Using an in-memory sqlite database

Hi all,

in a recent project, using Django 2.2.7, the idea was to use an additional in-memory database, as in this configuration:

DATABASES = {
    'default': {
        'ENGINE': 'django.db.backends.sqlite3',
        'NAME': os.path.join(BASE_DIR, 'db.sqlite3'),
    },
    'memory': {
        'ENGINE': 'django.db.backends.sqlite3',
        'NAME': ':memory:',
    }
}

In order to get the memory db initialized, we have this command in the config for one app called memory_db_only:

class MemoryDbOnlyConfig(AppConfig):
    name = 'memory_db_only'

    def ready(self):
        call_command('migrate',
                     app_label='memory_db_only',
                     verbosity=1,
                     interactive=False,
                     database='memory')

When starting a shell (python manage.py shell) and querying some model from the memory db, it works fine:

>>> from memory_db_only.models import MyModel
>>> MyModel.objects.using("memory").all()
<QuerySet []>

However, when we add a view to the memory_db_only app, like

def get_objects(request):
    obj = MyModel.objects.using("memory").all()
    return HttpResponse(str(obj))

an exception is raised:

OperationalError at /memory/objects
no such table: memory_db_only_mymodel

I would highly appreciate advice on how to setup Django in this particular scenario.
Thanks
Christoph

Did you migrate? You’d still need to do that.

Pardon my novice question, but really curious why would you use in-memory database won’t it be a bottleneck?

1 Like

I guess if its a small project and speed is important you could use an in memory DB.

But I think you are right @Devil - I wouldn’t use it on anything with scale.

Having said that SQLite on a SSD is pretty fast, but maybe there are other reasons for using in memory SQLite

Update: Using file::memory: for the name of the memory database fixes the problem.

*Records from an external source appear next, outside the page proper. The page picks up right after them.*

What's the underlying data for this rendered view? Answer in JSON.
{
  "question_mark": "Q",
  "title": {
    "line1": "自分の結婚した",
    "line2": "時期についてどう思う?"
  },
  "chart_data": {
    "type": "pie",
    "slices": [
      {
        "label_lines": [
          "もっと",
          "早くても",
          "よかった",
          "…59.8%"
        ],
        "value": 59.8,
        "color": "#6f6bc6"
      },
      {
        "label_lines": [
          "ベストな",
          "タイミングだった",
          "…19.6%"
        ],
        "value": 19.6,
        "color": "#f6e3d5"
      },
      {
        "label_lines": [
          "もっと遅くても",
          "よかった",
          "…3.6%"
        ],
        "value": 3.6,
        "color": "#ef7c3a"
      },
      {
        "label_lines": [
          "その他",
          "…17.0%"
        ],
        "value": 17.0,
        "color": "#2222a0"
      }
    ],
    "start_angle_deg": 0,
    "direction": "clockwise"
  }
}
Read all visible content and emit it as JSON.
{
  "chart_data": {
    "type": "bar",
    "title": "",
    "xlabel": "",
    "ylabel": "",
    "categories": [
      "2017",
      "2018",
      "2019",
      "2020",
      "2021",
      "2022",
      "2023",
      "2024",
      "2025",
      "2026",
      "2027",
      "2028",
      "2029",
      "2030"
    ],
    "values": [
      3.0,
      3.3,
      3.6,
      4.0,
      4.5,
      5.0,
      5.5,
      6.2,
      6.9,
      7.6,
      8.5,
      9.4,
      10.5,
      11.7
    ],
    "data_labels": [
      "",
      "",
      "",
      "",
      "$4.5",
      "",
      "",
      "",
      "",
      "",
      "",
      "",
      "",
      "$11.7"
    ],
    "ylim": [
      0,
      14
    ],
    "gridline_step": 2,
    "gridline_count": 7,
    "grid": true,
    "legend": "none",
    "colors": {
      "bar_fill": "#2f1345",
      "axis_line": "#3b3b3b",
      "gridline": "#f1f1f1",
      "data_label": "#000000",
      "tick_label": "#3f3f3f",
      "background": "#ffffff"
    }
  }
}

@ carltongibson: The migrations are run automatically whenever the server restarts, due to the changes to MemoryDbOnlyConfig

@ Devil: In our current project, we would like to use a relational cache, in order to store relational data from an external resource in a non-permanent manner.

@ andyide: Since we only use it for caching limited amounts of data, we don’t expect to see any scalability issues.

1 Like

‘memory’: {
‘ENGINE’: ‘django.db.backends.sqlite3’,
‘NAME’: ‘file::memory:’,
}

Hi I did that and it is still the same issue.

1 Like

Ok, now I’m confused.

Quoting directly from the sqlite docs:

When this is done, no disk file is opened. Instead, a new database is created purely in memory. The database ceases to exist as soon as the database connection is closed. Every :memory: database is distinct from every other. So, opening two database connections each with the filename “:memory:” will create two independent in-memory databases.

This gives me the impression that you would need to run migrate for every instance that opens a connection. Am I missing something here? (Also, I’m finding it difficult to understand what the value of this would be in a Django environment.)

@KenWhitesell
file::memory:?cache=shared

We can use this. It would point to same cached on different connections.

You’re still going to run into problems when you have more than one process or your process restarts.

From the same docs:

Of course, all database connections sharing the in-memory database need to be in the same process. The database is automatically deleted and memory is reclaimed when the last connection to the database closes.

So each process instance of your project is going to be accessing a different database, and when the process is restarted, it all goes away.

1 Like

Hi, I was wondering if someone else has had this issue, I haven’t been able to fix it with file::memory: or file::memory:?cache=shared as the db name. Is there a proper fix for this? The issue being that when running the server, no database tables are found because the migrations have not been applied.

From refreshing my memory by rereading this thread, I have to ask - why are you trying to do this?

See the AppConfig class above for how you can run migrate on this database during the startup process.

since we don’t really need a database (other than for some frameworks, as mentioned), we thought the easiest way to solve this was to use the in memory db. We can also use a file db, but I still wanted to make sure if in-memory was still possible.